Processor check: The malware checks the CPU model of the system to identify sandboxes:

  • The code checks if it is executing on one of the following processors, and refuses to run if one of these is found:
    • Intel(R) Core(TM)2 CPU T7200  @ 2.00GHz
    • Intel(R) Xeon(R) CPU L5640  @ 2.27GHz
  • Additonally, it queries the processor name via the Windows registry as well as the CPUID instruction. If the two values don’t match – for example, because a sandbox intercepts and manipulates these values – the malware assumes it is running in an analysis sandbox.
    Interestingly, this specific check has a buggy implementation in the Darkhotel variant we looked at for this post: while the values are checked for consistency, they never lead to the malware to terminate – even on a vulnerable sandbox:


Advanced malware is becoming more evasive to avoid being detected by analysis sandboxes. Darkhotel uses a huge arsenal of system fingerprints, trying to determine whether it is running inside an analysis environment, and it avoids revealing its malicious behavior if a sandbox is detected. To avoid leaking details about the fingerprints it uses to identify sandboxes, Darkhotel uses just-in-time decryption as well as hashing of strings.

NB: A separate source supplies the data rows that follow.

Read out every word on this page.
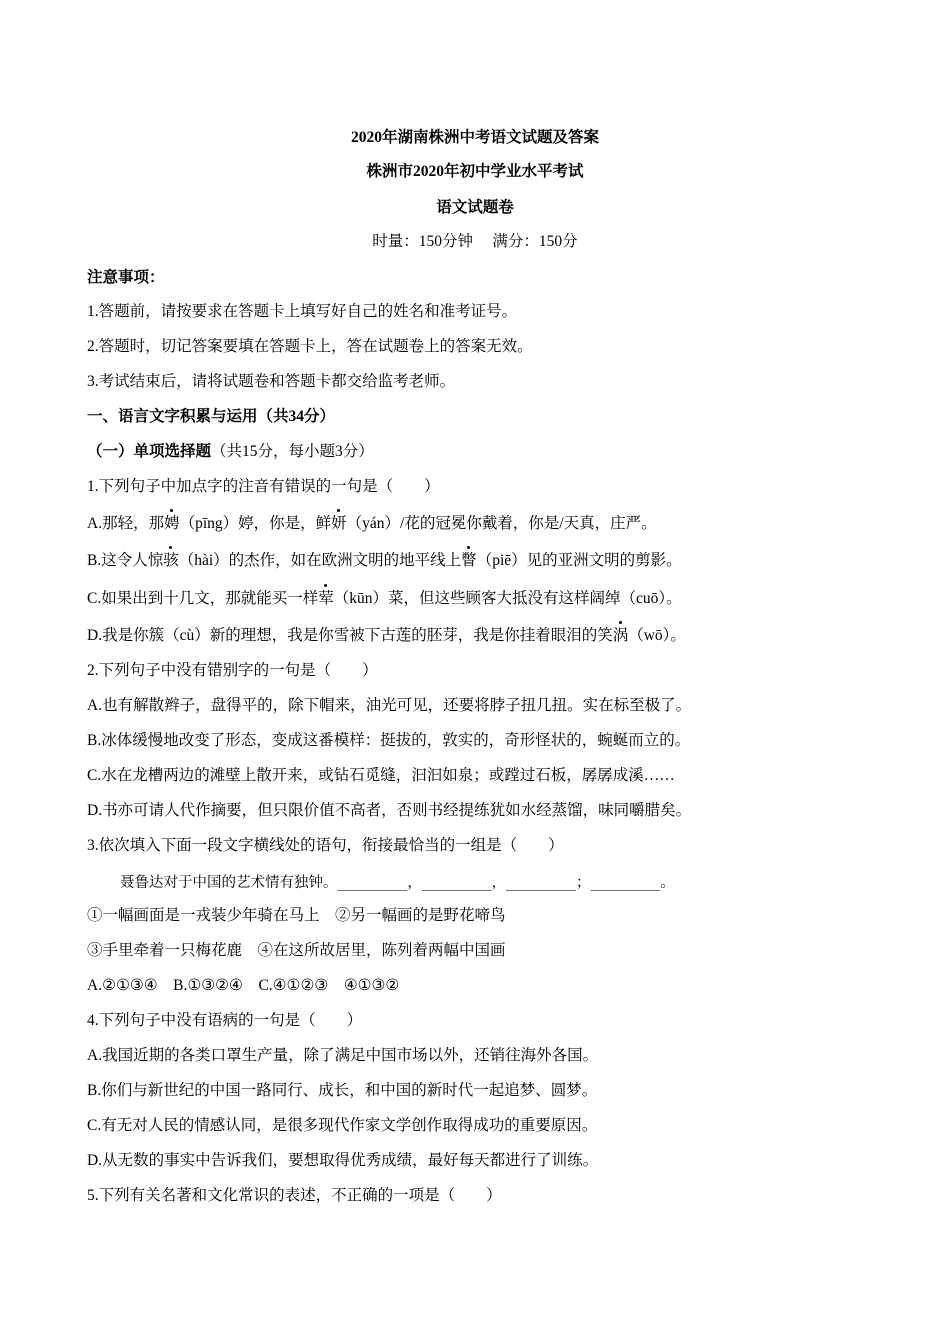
2020年湖南株洲中考语文试题及答案
株洲市2020年初中学业水平考试
语文试题卷
时量：150分钟　 满分：150分
注意事项：
1.答题前，请按要求在答题卡上填写好自己的姓名和准考证号。
2.答题时，切记答案要填在答题卡上，答在试题卷上的答案无效。
3.考试结束后，请将试题卷和答题卡都交给监考老师。
一、语言文字积累与运用（共34分）
（一）单项选择题（共15分，每小题3分）
1.下列句子中加点字的注音有错误的一句是（　　）
A.那轻，那娉（pīng）婷，你是，鲜妍（yán）/花的冠冕你戴着，你是/天真，庄严。
B.这令人惊骇（hài）的杰作，如在欧洲文明的地平线上瞥（piē）见的亚洲文明的剪影。
C.如果出到十几文，那就能买一样荤（kūn）菜，但这些顾客大抵没有这样阔绰（cuō）。
D.我是你簇（cù）新的理想，我是你雪被下古莲的胚芽，我是你挂着眼泪的笑涡（wō）。
2.下列句子中没有错别字的一句是（　　）
A.也有解散辫子，盘得平的，除下帽来，油光可见，还要将脖子扭几扭。实在标至极了。
B.冰体缓慢地改变了形态，变成这番模样：挺拔的，敦实的，奇形怪状的，蜿蜒而立的。
C.水在龙槽两边的滩壁上散开来，或钻石觅缝，汩汩如泉；或蹚过石板，孱孱成溪……
D.书亦可请人代作摘要，但只限价值不高者，否则书经提练犹如水经蒸馏，味同嚼腊矣。
3.依次填入下面一段文字横线处的语句，衔接最恰当的一组是（　　）
聂鲁达对于中国的艺术情有独钟。________，________，________；________。
①一幅画面是一戎装少年骑在马上　②另一幅画的是野花啼鸟
③手里牵着一只梅花鹿　④在这所故居里，陈列着两幅中国画
A.②①③④　B.①③②④　C.④①②③　④①③②
4.下列句子中没有语病的一句是（　　）
A.我国近期的各类口罩生产量，除了满足中国市场以外，还销往海外各国。
B.你们与新世纪的中国一路同行、成长，和中国的新时代一起追梦、圆梦。
C.有无对人民的情感认同，是很多现代作家文学创作取得成功的重要原因。
D.从无数的事实中告诉我们，要想取得优秀成绩，最好每天都进行了训练。
5.下列有关名著和文化常识的表述，不正确的一项是（　　）
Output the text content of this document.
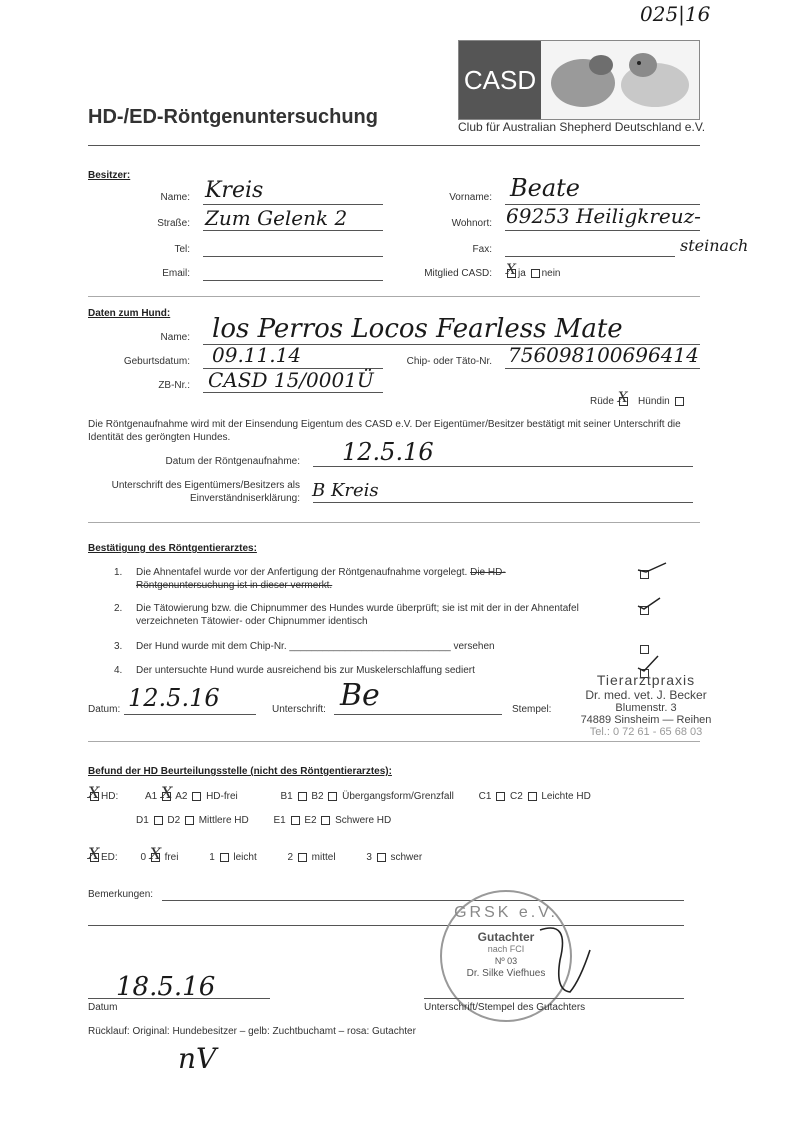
025|16
CASD
Club für Australian Shepherd Deutschland e.V.
HD-/ED-Röntgenuntersuchung
Besitzer:
Name: Kreis	Vorname: Beate
Straße: Zum Gelenk 2	Wohnort: 69253 Heiligkreuz-
steinach
Tel:	Fax:
Email:	Mitglied CASD: X ja nein
Daten zum Hund:
Name: los Perros Locos Fearless Mate
Geburtsdatum: 09.11.14	Chip- oder Täto-Nr. 756098100696414
ZB-Nr.: CASD 15/0001Ü
Rüde X Hündin
Die Röntgenaufnahme wird mit der Einsendung Eigentum des CASD e.V. Der Eigentümer/Besitzer bestätigt mit seiner Unterschrift die Identität des geröngten Hundes.
Datum der Röntgenaufnahme: 12.5.16
Unterschrift des Eigentümers/Besitzers als
Einverständniserklärung: B Kreis
Bestätigung des Röntgentierarztes:
1. Die Ahnentafel wurde vor der Anfertigung der Röntgenaufnahme vorgelegt. Die HD-
Röntgenuntersuchung ist in dieser vermerkt.
2. Die Tätowierung bzw. die Chipnummer des Hundes wurde überprüft; sie ist mit der in der Ahnentafel
verzeichneten Tätowier- oder Chipnummer identisch
3. Der Hund wurde mit dem Chip-Nr. _____________________________ versehen
4. Der untersuchte Hund wurde ausreichend bis zur Muskelerschlaffung sediert
Datum: 12.5.16	Unterschrift: Be	Stempel:
Tierarztpraxis
Dr. med. vet. J. Becker
Blumenstr. 3
74889 Sinsheim — Reihen
Tel.: 0 72 61 - 65 68 03
Befund der HD Beurteilungsstelle (nicht des Röntgentierarztes):
X HD:	A1 X A2 HD-frei	B1 B2 Übergangsform/Grenzfall C1 C2 Leichte HD
D1 D2 Mittlere HD E1 E2 Schwere HD
X ED: 0 X frei	1 leicht	2 mittel	3 schwer
Bemerkungen:
18.5.16
Datum
GRSK e.V.
Gutachter
nach FCI
Nº 03
Dr. Silke Viefhues
Unterschrift/Stempel des Gutachters
Rücklauf: Original: Hundebesitzer – gelb: Zuchtbuchamt – rosa: Gutachter
nV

By using full-system emulation, the Lastline sandbox is able to identify system fingerprinting, even when strings are not being passed to any library functions and only live in memory for a very short time.

Thus, the system can circumvent the evasive checks. Even more, it can use them to classify the Darkhotel malware, as the number of evasive behaviors clearly distinguishes this code from benign programs.